It is written that “When Solomon became old, his wives shifted his allegiance to other gods; he was not wholeheartedly devoted to the Lord his God, as his father David had been. Solomon worshiped the Sidonian goddess Astarte and the detestable Ammonite god Milcom. Solomon did evil in the Lord’s sight; he did not remain loyal to the Lord… The Lord was angry with Solomon because he had shifted his allegiance away from the Lord, the God of Israel… So the Lord said to Solomon, ‘Because you insist on doing these things and have not kept the covenantal rules I gave you, I will surely tear the kingdom away from you’.” (1 Kings 11:4b-5a,9a,11a) This idolatry would reportedly lead to the division of the kingdom of Israel into north and south, and the dual monarchies that would persist until their respective subjugations and exiles.
When the Temple of Jerusalem had been dedicated, Israel’s God promised to make it the place of His presence, as it was recognized in the ancient near east that temples were the resting places of the gods (the whole of the creation was the temple of the Creator God, for that is where He was said to have rested).

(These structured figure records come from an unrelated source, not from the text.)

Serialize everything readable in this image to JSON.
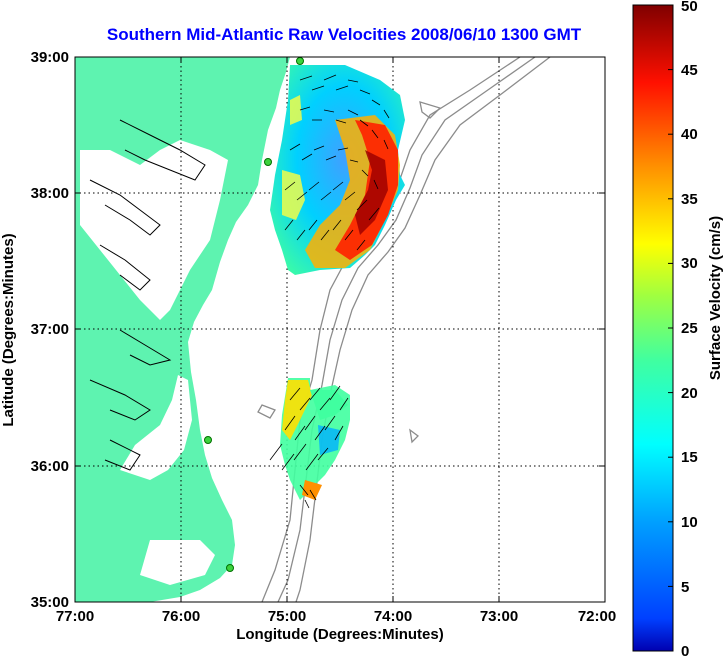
{
  "map": {
    "title": "Southern Mid-Atlantic Raw Velocities 2008/06/10 1300 GMT",
    "xlabel": "Longitude (Degrees:Minutes)",
    "ylabel": "Latitude (Degrees:Minutes)",
    "x_ticks": [
      "77:00",
      "76:00",
      "75:00",
      "74:00",
      "73:00",
      "72:00"
    ],
    "y_ticks": [
      "39:00",
      "38:00",
      "37:00",
      "36:00",
      "35:00"
    ],
    "lon_range": [
      -77,
      -72
    ],
    "lat_range": [
      35,
      39
    ],
    "grid": "dotted",
    "colors": {
      "title": "#0000ff",
      "land": "#5ef3b0",
      "bathymetry_contour": "#8c8c8c",
      "station_marker": "#3cd23c"
    }
  },
  "colorbar": {
    "label": "Surface Velocity (cm/s)",
    "ticks": [
      "0",
      "5",
      "10",
      "15",
      "20",
      "25",
      "30",
      "35",
      "40",
      "45",
      "50"
    ],
    "range": [
      0,
      50
    ],
    "colormap": "jet"
  }
}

At the same time, the covenant God issued a warning for Solomon, saying “if you or your sons ever turn away from Me, fail to obey the regulations and rules I instructed you to keep, and decide to serve and worship other gods, then I will remove Israel from the land I have given them, I will abandon this Temple I have consecrated with My presence, and Israel will be mocked and ridiculed among the nations” (9:6-7). To this was added: “This Temple will become a heap of ruins” (9:8a). Is not this same warning, given to Solomon, also that which was given to both Adam and Israel?
These respective sons of God were all given responsibilities, and all three, as the historical narrative would indicate, fall short of those responsibilities through which they were to reflect the glory of the Creator God, and through which their God would gain worship and praise. Indeed, Adam’s temple (creation) would fall into ruin, subjected to death and decay. Israel’s temple (it’s promised land) would fall into ruin, subjected to foreign power and exile. Solomon’s temple (the Temple) would fall into ruin, destroyed by subjugating powers.

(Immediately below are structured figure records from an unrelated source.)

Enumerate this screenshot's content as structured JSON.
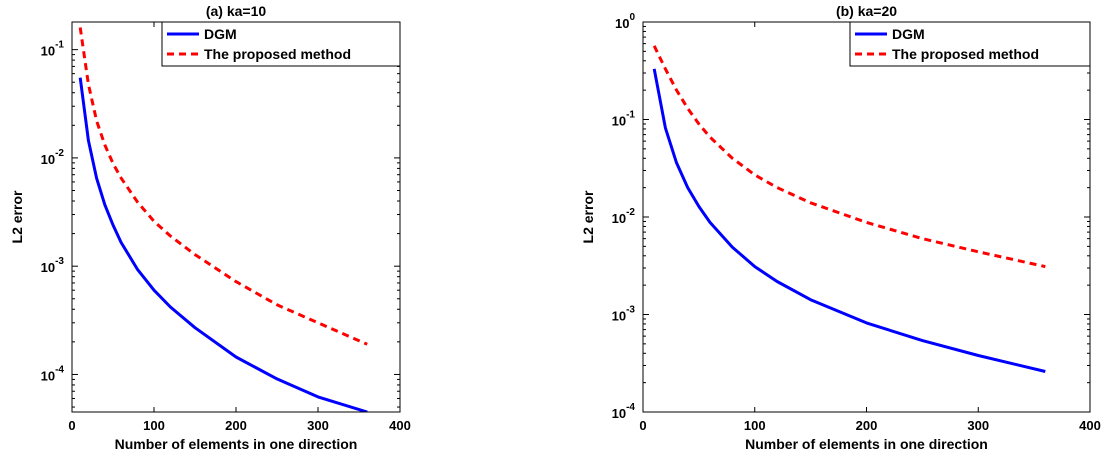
{
  "chart_data": [
    {
      "type": "line",
      "title": "(a) ka=10",
      "xlabel": "Number of elements in one direction",
      "ylabel": "L2 error",
      "xlim": [
        0,
        400
      ],
      "ylim": [
        4.5e-05,
        0.18
      ],
      "yscale": "log",
      "xticks": [
        0,
        100,
        200,
        300,
        400
      ],
      "yticks": [
        {
          "value": 0.0001,
          "base": "10",
          "exp": "-4"
        },
        {
          "value": 0.001,
          "base": "10",
          "exp": "-3"
        },
        {
          "value": 0.01,
          "base": "10",
          "exp": "-2"
        },
        {
          "value": 0.1,
          "base": "10",
          "exp": "-1"
        }
      ],
      "grid": false,
      "legend_position": "top-right",
      "series": [
        {
          "name": "DGM",
          "color": "#0000ff",
          "style": "solid",
          "x": [
            10,
            20,
            30,
            40,
            50,
            60,
            80,
            100,
            120,
            150,
            200,
            250,
            300,
            360
          ],
          "y": [
            0.055,
            0.0145,
            0.0065,
            0.0037,
            0.0024,
            0.00165,
            0.00093,
            0.0006,
            0.00042,
            0.00027,
            0.000145,
            9.1e-05,
            6.2e-05,
            4.5e-05
          ]
        },
        {
          "name": "The proposed method",
          "color": "#ff0000",
          "style": "dashed",
          "x": [
            10,
            20,
            30,
            40,
            50,
            60,
            80,
            100,
            120,
            150,
            200,
            250,
            300,
            360
          ],
          "y": [
            0.16,
            0.048,
            0.022,
            0.0132,
            0.0089,
            0.0065,
            0.0039,
            0.0026,
            0.0019,
            0.00128,
            0.00072,
            0.00044,
            0.0003,
            0.00019
          ]
        }
      ]
    },
    {
      "type": "line",
      "title": "(b) ka=20",
      "xlabel": "Number of elements in one direction",
      "ylabel": "L2 error",
      "xlim": [
        0,
        400
      ],
      "ylim": [
        0.0001,
        1
      ],
      "yscale": "log",
      "xticks": [
        0,
        100,
        200,
        300,
        400
      ],
      "yticks": [
        {
          "value": 0.0001,
          "base": "10",
          "exp": "-4"
        },
        {
          "value": 0.001,
          "base": "10",
          "exp": "-3"
        },
        {
          "value": 0.01,
          "base": "10",
          "exp": "-2"
        },
        {
          "value": 0.1,
          "base": "10",
          "exp": "-1"
        },
        {
          "value": 1,
          "base": "10",
          "exp": "0"
        }
      ],
      "grid": false,
      "legend_position": "top-right",
      "series": [
        {
          "name": "DGM",
          "color": "#0000ff",
          "style": "solid",
          "x": [
            10,
            20,
            30,
            40,
            50,
            60,
            80,
            100,
            120,
            150,
            200,
            250,
            300,
            360
          ],
          "y": [
            0.33,
            0.082,
            0.036,
            0.02,
            0.0128,
            0.0088,
            0.0049,
            0.0031,
            0.00218,
            0.00142,
            0.00082,
            0.00054,
            0.00038,
            0.00026
          ]
        },
        {
          "name": "The proposed method",
          "color": "#ff0000",
          "style": "dashed",
          "x": [
            10,
            20,
            30,
            40,
            50,
            60,
            80,
            100,
            120,
            150,
            200,
            250,
            300,
            360
          ],
          "y": [
            0.57,
            0.33,
            0.2,
            0.13,
            0.09,
            0.066,
            0.04,
            0.027,
            0.02,
            0.014,
            0.0088,
            0.006,
            0.0044,
            0.0031
          ]
        }
      ]
    }
  ]
}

For all of the good that was said to have been done during his reign, it was Solomon’s idolatry that set the nation on course for the eventual destruction of Jerusalem and its Temple at the hands of the Babylonians. For all of the good that Adam presumably did, in service of his Creator, it was his self-idolatry that brought destruction into the world. For all of the good that Israel had done, as they carried out at least a portion of their God’s commands in taking and subduing their promised land, it was their idolatry that routinely and repeatedly and finally brought about destruction.
Before coming to that however, Solomon is shown to have served his Lord well. As was said, kingdoms paid tribute to Israel, as the Creator God blessed Israel for its faithfulness. “People from all nations came to hear Solomon’s display of wisdom; they came from all the kings of the earth who heard about his wisdom” (4:34). The queen of Sheba was one of those that reportedly came to Solomon, having heard of his reputation. It is said that when she heard him and saw all of his wealth, that “she was amazed” (10:5b). She would go on to say, “Because of the Lord’s eternal love for Israel, He made you king so you could make just and right decisions” (10:9b). This hearkens to the words of Jesus. Is it not possible to hear echoes of these amazed words from the queen when Jesus says, “For this is the way God loved the world: He gave His one and only Son, so that everyone who believes in Him will not perish but have eternal life” (John 3:16)?